Rep. André Carson, an elected official from Indiana’s 7th District, believes that people who are involved in calling this present civil government (both Democrats and Republicans) to account are similar to Islamic terrorists. Here’s an exchange between Washington Times reporter Kerry Pickett and Carson:
KERRY PICKET: Do you think the people outside are generally dangerous or no?
REP. CARSON: Oh absolutely. I worked in homeland security. I’m from intelligence, and I’ll tell you, one of the largest threats to our internal security…. I mean terrorism has an Islamic face, but it really comes from racial supremacist groups. . . . It’s the kind of thing we keep a threat assessment on record [for].
PICKET: From groups like this?
REP. CARSON: Oh absolutely.
Does Carson offer any evidence of terrorist acts? No. He doesn’t have to since he believes that to question what this (his) government is doing is by definition a terrorist act. Criticism and the warning of removing someone from office through the electoral process are terrorist threats for the simple reason that government has become a god, and as such, “No other god can be put before it.” To criticize god, is to blaspheme and commit treason.
Rep. Carson needs a lesson in civil government from God’s perspective. God established civil government to be an avenger who brings wrath upon those who practice evil. The civil government’s power to use the sword is legitimate in certain limited cases. The Bible has mandated that the power of the sword is to keep the peace, to protect those who do what is right. Civil rulers are said to be “ministers of God” similar to the way pastors are “ministers of God.” They are God’s “deacons” in their designated governments, one ecclesiastical and the other civil.
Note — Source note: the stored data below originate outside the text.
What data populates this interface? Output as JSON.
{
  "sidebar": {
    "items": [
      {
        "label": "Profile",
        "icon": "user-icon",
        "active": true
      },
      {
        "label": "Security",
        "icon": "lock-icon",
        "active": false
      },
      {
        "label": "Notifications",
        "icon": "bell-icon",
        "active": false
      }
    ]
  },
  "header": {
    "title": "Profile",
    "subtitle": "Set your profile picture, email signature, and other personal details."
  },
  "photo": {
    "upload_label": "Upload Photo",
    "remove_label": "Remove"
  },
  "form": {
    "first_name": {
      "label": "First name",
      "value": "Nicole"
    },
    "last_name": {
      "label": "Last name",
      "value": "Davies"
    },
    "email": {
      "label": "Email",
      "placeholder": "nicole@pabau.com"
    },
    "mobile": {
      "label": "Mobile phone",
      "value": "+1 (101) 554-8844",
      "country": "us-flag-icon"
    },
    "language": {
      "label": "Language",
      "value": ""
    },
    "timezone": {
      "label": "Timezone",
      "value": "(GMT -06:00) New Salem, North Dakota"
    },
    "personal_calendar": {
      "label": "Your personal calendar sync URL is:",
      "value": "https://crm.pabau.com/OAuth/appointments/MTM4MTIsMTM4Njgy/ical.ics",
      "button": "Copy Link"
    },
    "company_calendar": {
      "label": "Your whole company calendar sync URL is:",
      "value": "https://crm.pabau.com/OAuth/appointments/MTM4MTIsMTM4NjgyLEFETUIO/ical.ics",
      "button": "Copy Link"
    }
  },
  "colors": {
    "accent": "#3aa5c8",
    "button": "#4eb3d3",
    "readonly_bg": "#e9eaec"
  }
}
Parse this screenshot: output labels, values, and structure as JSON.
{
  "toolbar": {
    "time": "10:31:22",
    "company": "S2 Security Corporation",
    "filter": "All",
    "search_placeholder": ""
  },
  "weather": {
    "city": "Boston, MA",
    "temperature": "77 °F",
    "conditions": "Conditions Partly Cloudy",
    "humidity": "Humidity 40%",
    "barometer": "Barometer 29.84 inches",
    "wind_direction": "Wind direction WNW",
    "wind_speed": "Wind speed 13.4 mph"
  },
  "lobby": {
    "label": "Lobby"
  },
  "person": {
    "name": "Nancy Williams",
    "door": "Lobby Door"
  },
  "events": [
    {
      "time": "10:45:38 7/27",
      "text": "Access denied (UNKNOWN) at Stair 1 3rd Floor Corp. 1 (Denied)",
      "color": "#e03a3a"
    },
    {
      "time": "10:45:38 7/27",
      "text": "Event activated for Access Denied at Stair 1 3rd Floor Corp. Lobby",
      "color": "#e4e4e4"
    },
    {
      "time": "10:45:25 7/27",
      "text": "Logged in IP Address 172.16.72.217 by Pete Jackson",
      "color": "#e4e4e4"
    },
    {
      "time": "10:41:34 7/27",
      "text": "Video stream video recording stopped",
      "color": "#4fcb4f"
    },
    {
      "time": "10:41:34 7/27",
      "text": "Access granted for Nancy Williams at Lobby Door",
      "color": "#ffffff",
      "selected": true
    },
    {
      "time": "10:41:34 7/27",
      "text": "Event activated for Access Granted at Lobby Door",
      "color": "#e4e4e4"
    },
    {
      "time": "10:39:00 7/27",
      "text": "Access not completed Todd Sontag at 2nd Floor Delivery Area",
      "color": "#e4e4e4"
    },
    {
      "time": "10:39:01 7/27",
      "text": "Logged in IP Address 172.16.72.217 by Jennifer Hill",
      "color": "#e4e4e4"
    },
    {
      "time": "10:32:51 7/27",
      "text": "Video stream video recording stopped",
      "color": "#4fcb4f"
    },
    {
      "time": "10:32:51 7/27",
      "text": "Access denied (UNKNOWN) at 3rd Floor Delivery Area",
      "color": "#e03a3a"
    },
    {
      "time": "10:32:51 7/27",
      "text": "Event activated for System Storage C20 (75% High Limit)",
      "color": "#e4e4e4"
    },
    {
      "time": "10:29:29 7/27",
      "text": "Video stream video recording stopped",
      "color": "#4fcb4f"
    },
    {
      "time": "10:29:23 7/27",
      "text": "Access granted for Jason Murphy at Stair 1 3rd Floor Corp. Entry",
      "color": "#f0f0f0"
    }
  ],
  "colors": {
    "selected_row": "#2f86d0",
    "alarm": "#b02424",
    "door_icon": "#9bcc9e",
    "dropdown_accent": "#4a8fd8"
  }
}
Not all rulers live up to the honorable title of “minister.” Paul is speaking of the ideal. Not everyone who rules is ministering in the biblical sense: “Be on guard for yourselves and for all the flock … I know that after my departure savage wolves will come in among you, not sparing the flock; and from among your own selves men will arise, speaking perverse things, to draw away the disciples after them” (Acts 20:28–30). What’s true in the church is equally true in civil government. Not every ruler who seizes power or who is elected to office will minister in a just way (e.g., Pontius Pilate, Herod, Hitler, etc.). Paul is describing what a ruler’s proper function is. The apostle is not making a moral judgment about any particular ruler or political policy. Rather, his words describe what civil governments ought to be and ought to do. Every ruler should seek to minister as Christ ministered.
Jesus called Herod “that fox” (Luke 13:32). Jesus was not calling the legitimacy of civil government into question. He was making a value judgment about the government of Herod. This shows that it is biblically proper to criticize a ruler. Of course, our own Constitution gives us that right in that we can petition the government for a “redress of grievances” (First Amendment) and vote anyone out of office for any reason.
The typical ruler of Jesus’ day was a tyrant. “The kings of the Gentiles lord it over them” (Luke 22:25). The distinguishing characteristic of true leadership is that of a servant. The ministry of the civil magistrate does not exist to serve its own end; it’s not a god. The true minister (servant) exists to serve others, but never apart from the laws of God. This means that the citizenry should not appeal to the magistrate to govern outside his designated ministerial duties.
The rulers in the realm of civil government must rule according to God’s law, the standard of good and evil. No government has the freedom to rule by some arbitrary man‑centered standard of good and evil or the “will of the people.” The civil magistrate is a true minister when it operates according to biblical guidelines.
The additional duties of civil governments are the well ordering of society and the maintaining of peace so that Christians are free to worship God, unhindered by forces hostile to the gospel of Jesus Christ. The State has the duty to preserve law and order so that the Church is free to spread the gospel of peace. The civil government must be made to realize that there is no real peace without the presence of the Spirit of Jesus Christ. This climate of peace can only be accomplished by administering justice and righteousness to everyone. Justice and righteousness are defined in terms of God’s law. Civil rulers are commissioned to represent God as the judge. They act in such a capacity when they punish those who do evil (i.e., break God’s laws), as well as publicly commend those who do good (cf. Rom. 13:3–4).